上記2種のさくらはいずれも山の涼しい所で咲くものでした。

 

次は秋(9~11月頃)開花するさくらを紹介いたします。

シキサクラ

この桜は珍しく4月上旬と10月末頃の2回開花するという特徴があります。

花びらは5枚で白や薄紅色の花を咲かせます。

またこの後紹介するフユザクラも2回開花するという特徴があり、同じくシキザクラとも呼ばれているそうです。

メインは10月末頃でより多くの花を咲かせます。

また小田原のシキサクラは有名で、藤本玄碩(ふじもとげんせき)という漢方医師が患者から年に何度も花を咲かせるさくらの話を聞いて名古屋方面で若木を譲り受け植えたのが親木になり広まったそうです。現在小田原地区には、約10,000本植えていられるそうです。

 

それでは最後に冬(12頃~2月)開花するさくらを紹介します。

フユザクラ

オオシマザクラとマメザクラの交配で生まれたと考えられる品種で、開花時期は10~12月と4月の2回でもありますが、細々と咲き続けます。

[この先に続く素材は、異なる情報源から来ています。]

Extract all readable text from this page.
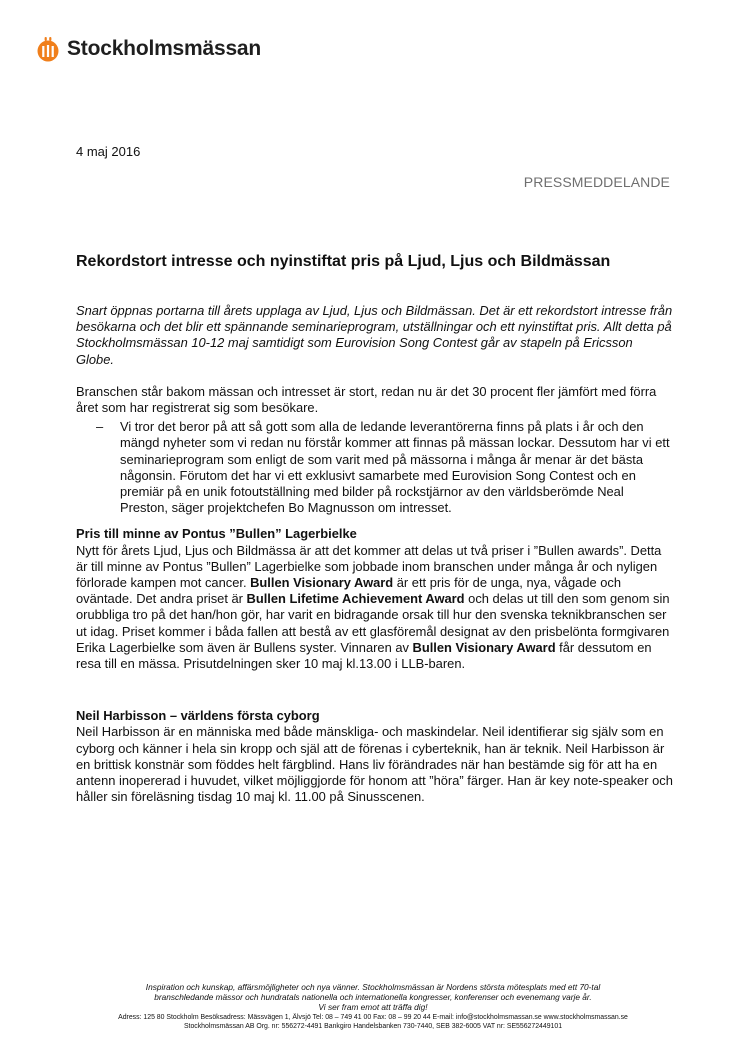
Stockholmsmässan
4 maj 2016
PRESSMEDDELANDE
Rekordstort intresse och nyinstiftat pris på Ljud, Ljus och Bildmässan

Snart öppnas portarna till årets upplaga av Ljud, Ljus och Bildmässan. Det är ett rekordstort intresse från besökarna och det blir ett spännande seminarieprogram, utställningar och ett nyinstiftat pris. Allt detta på Stockholmsmässan 10-12 maj samtidigt som Eurovision Song Contest går av stapeln på Ericsson Globe.

Branschen står bakom mässan och intresset är stort, redan nu är det 30 procent fler jämfört med förra året som har registrerat sig som besökare.

–	Vi tror det beror på att så gott som alla de ledande leverantörerna finns på plats i år och den mängd nyheter som vi redan nu förstår kommer att finnas på mässan lockar. Dessutom har vi ett seminarieprogram som enligt de som varit med på mässorna i många år menar är det bästa någonsin. Förutom det har vi ett exklusivt samarbete med Eurovision Song Contest och en premiär på en unik fotoutställning med bilder på rockstjärnor av den världsberömde Neal Preston, säger projektchefen Bo Magnusson om intresset.

Pris till minne av Pontus ”Bullen” Lagerbielke

Nytt för årets Ljud, Ljus och Bildmässa är att det kommer att delas ut två priser i ”Bullen awards”. Detta är till minne av Pontus ”Bullen” Lagerbielke som jobbade inom branschen under många år och nyligen förlorade kampen mot cancer. Bullen Visionary Award är ett pris för de unga, nya, vågade och oväntade. Det andra priset är Bullen Lifetime Achievement Award och delas ut till den som genom sin orubbliga tro på det han/hon gör, har varit en bidragande orsak till hur den svenska teknikbranschen ser ut idag. Priset kommer i båda fallen att bestå av ett glasföremål designat av den prisbelönta formgivaren Erika Lagerbielke som även är Bullens syster. Vinnaren av Bullen Visionary Award får dessutom en resa till en mässa. Prisutdelningen sker 10 maj kl.13.00 i LLB-baren.

Neil Harbisson – världens första cyborg

Neil Harbisson är en människa med både mänskliga- och maskindelar. Neil identifierar sig själv som en cyborg och känner i hela sin kropp och själ att de förenas i cyberteknik, han är teknik. Neil Harbisson är en brittisk konstnär som föddes helt färgblind. Hans liv förändrades när han bestämde sig för att ha en antenn inopererad i huvudet, vilket möjliggjorde för honom att ”höra” färger. Han är key note-speaker och håller sin föreläsning tisdag 10 maj kl. 11.00 på Sinusscenen.

Inspiration och kunskap, affärsmöjligheter och nya vänner. Stockholmsmässan är Nordens största mötesplats med ett 70-tal
branschledande mässor och hundratals nationella och internationella kongresser, konferenser och evenemang varje år.
Vi ser fram emot att träffa dig!
Adress: 125 80 Stockholm Besöksadress: Mässvägen 1, Älvsjö Tel: 08 – 749 41 00 Fax: 08 – 99 20 44 E-mail: info@stockholmsmassan.se www.stockholmsmassan.se
Stockholmsmässan AB Org. nr: 556272-4491 Bankgiro Handelsbanken 730-7440, SEB 382-6005 VAT nr: SE556272449101
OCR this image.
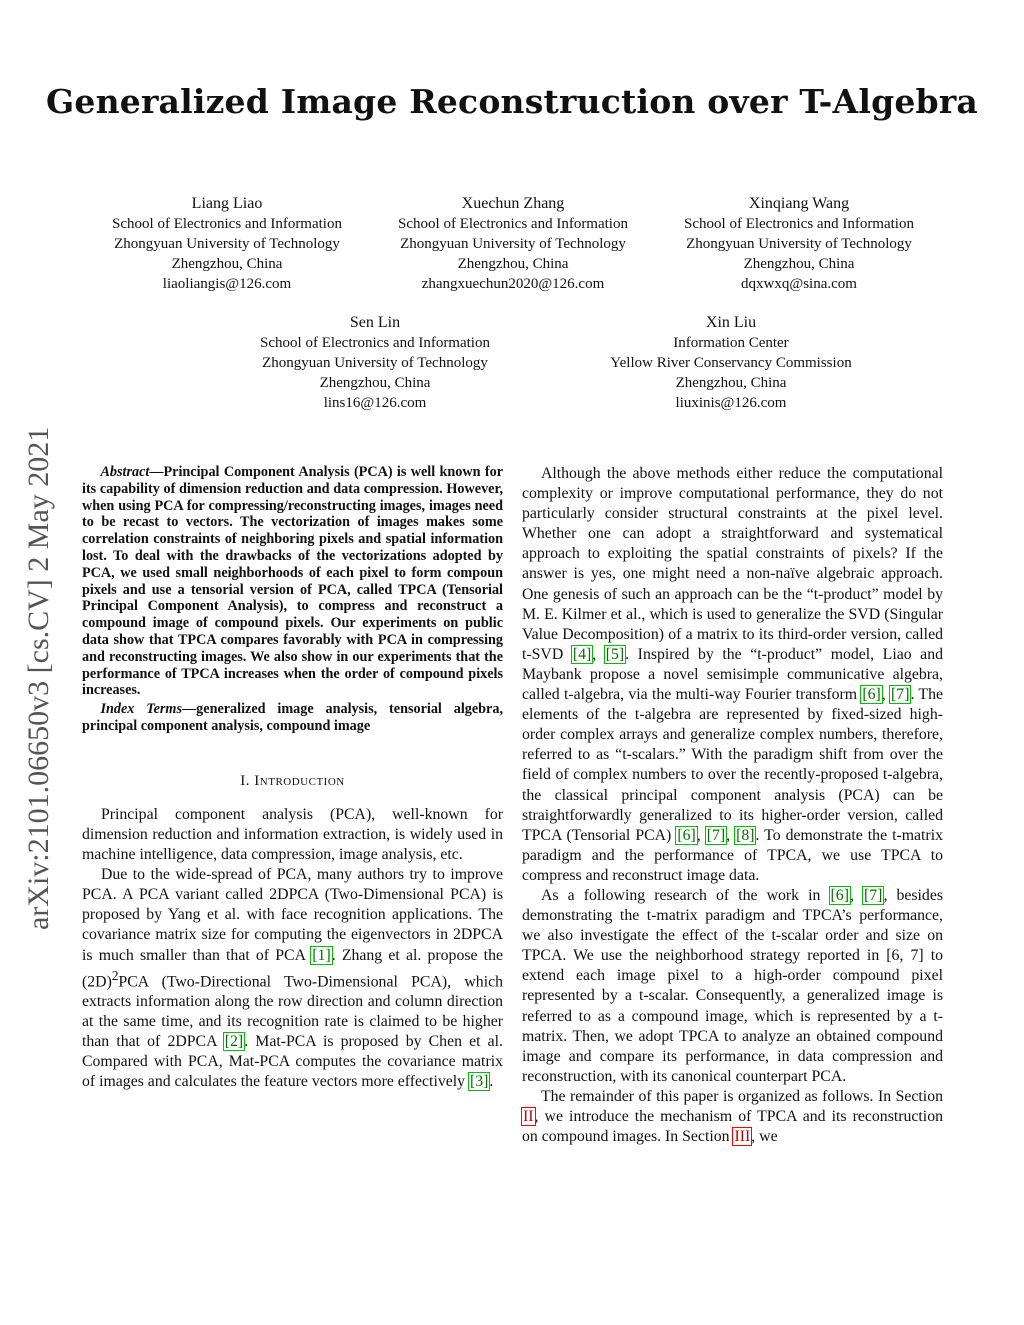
Generalized Image Reconstruction over T-Algebra
arXiv:2101.06650v3 [cs.CV] 2 May 2021
Liang Liao
School of Electronics and Information
Zhongyuan University of Technology
Zhengzhou, China
liaoliangis@126.com
Xuechun Zhang
School of Electronics and Information
Zhongyuan University of Technology
Zhengzhou, China
zhangxuechun2020@126.com
Xinqiang Wang
School of Electronics and Information
Zhongyuan University of Technology
Zhengzhou, China
dqxwxq@sina.com
Sen Lin
School of Electronics and Information
Zhongyuan University of Technology
Zhengzhou, China
lins16@126.com
Xin Liu
Information Center
Yellow River Conservancy Commission
Zhengzhou, China
liuxinis@126.com

Abstract—Principal Component Analysis (PCA) is well known for its capability of dimension reduction and data compression. However, when using PCA for compressing/reconstructing images, images need to be recast to vectors. The vectorization of images makes some correlation constraints of neighboring pixels and spatial information lost. To deal with the drawbacks of the vectorizations adopted by PCA, we used small neighborhoods of each pixel to form compoun pixels and use a tensorial version of PCA, called TPCA (Tensorial Principal Component Analysis), to compress and reconstruct a compound image of compound pixels. Our experiments on public data show that TPCA compares favorably with PCA in compressing and reconstructing images. We also show in our experiments that the performance of TPCA increases when the order of compound pixels increases.

Index Terms—generalized image analysis, tensorial algebra, principal component analysis, compound image

I. Introduction

Principal component analysis (PCA), well-known for dimension reduction and information extraction, is widely used in machine intelligence, data compression, image analysis, etc.

Due to the wide-spread of PCA, many authors try to improve PCA. A PCA variant called 2DPCA (Two-Dimensional PCA) is proposed by Yang et al. with face recognition applications. The covariance matrix size for computing the eigenvectors in 2DPCA is much smaller than that of PCA [1]. Zhang et al. propose the $(2D)^2PCA$ (Two-Directional Two-Dimensional PCA), which extracts information along the row direction and column direction at the same time, and its recognition rate is claimed to be higher than that of 2DPCA [2]. Mat-PCA is proposed by Chen et al. Compared with PCA, Mat-PCA computes the covariance matrix of images and calculates the feature vectors more effectively [3].

Although the above methods either reduce the computational complexity or improve computational performance, they do not particularly consider structural constraints at the pixel level. Whether one can adopt a straightforward and systematical approach to exploiting the spatial constraints of pixels? If the answer is yes, one might need a non-naïve algebraic approach. One genesis of such an approach can be the “t-product” model by M. E. Kilmer et al., which is used to generalize the SVD (Singular Value Decomposition) of a matrix to its third-order version, called t-SVD [4], [5]. Inspired by the “t-product” model, Liao and Maybank propose a novel semisimple communicative algebra, called t-algebra, via the multi-way Fourier transform [6], [7]. The elements of the t-algebra are represented by fixed-sized high-order complex arrays and generalize complex numbers, therefore, referred to as “t-scalars.” With the paradigm shift from over the field of complex numbers to over the recently-proposed t-algebra, the classical principal component analysis (PCA) can be straightforwardly generalized to its higher-order version, called TPCA (Tensorial PCA) [6], [7], [8]. To demonstrate the t-matrix paradigm and the performance of TPCA, we use TPCA to compress and reconstruct image data.

As a following research of the work in [6], [7], besides demonstrating the t-matrix paradigm and TPCA’s performance, we also investigate the effect of the t-scalar order and size on TPCA. We use the neighborhood strategy reported in [6, 7] to extend each image pixel to a high-order compound pixel represented by a t-scalar. Consequently, a generalized image is referred to as a compound image, which is represented by a t-matrix. Then, we adopt TPCA to analyze an obtained compound image and compare its performance, in data compression and reconstruction, with its canonical counterpart PCA.

The remainder of this paper is organized as follows. In Section II, we introduce the mechanism of TPCA and its reconstruction on compound images. In Section III, we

またほかにジュウガツザクラ、カンヒザクラ、カンザクラ、コブクザクラなど冬に咲く花の総称としてフユザクラと呼ぶこともあります。

また秋に咲くさくらで紹介したシキザクラもフユザクラと呼ばれています。

花びらは5枚で白から淡いピンク色の花を咲かせます。

 

いかがでしたでしょうか?

代表としてはソメイヨシノが有名なため、あまりほかの品種を知られることが少なかったさくらですが、現在世界でサクラ属・スモモ属あわせて約500種あるといわれています。

もし機会がありましたら全国各地にあるさくらを季節に合わせて見に行くというのもいいのかもしれません。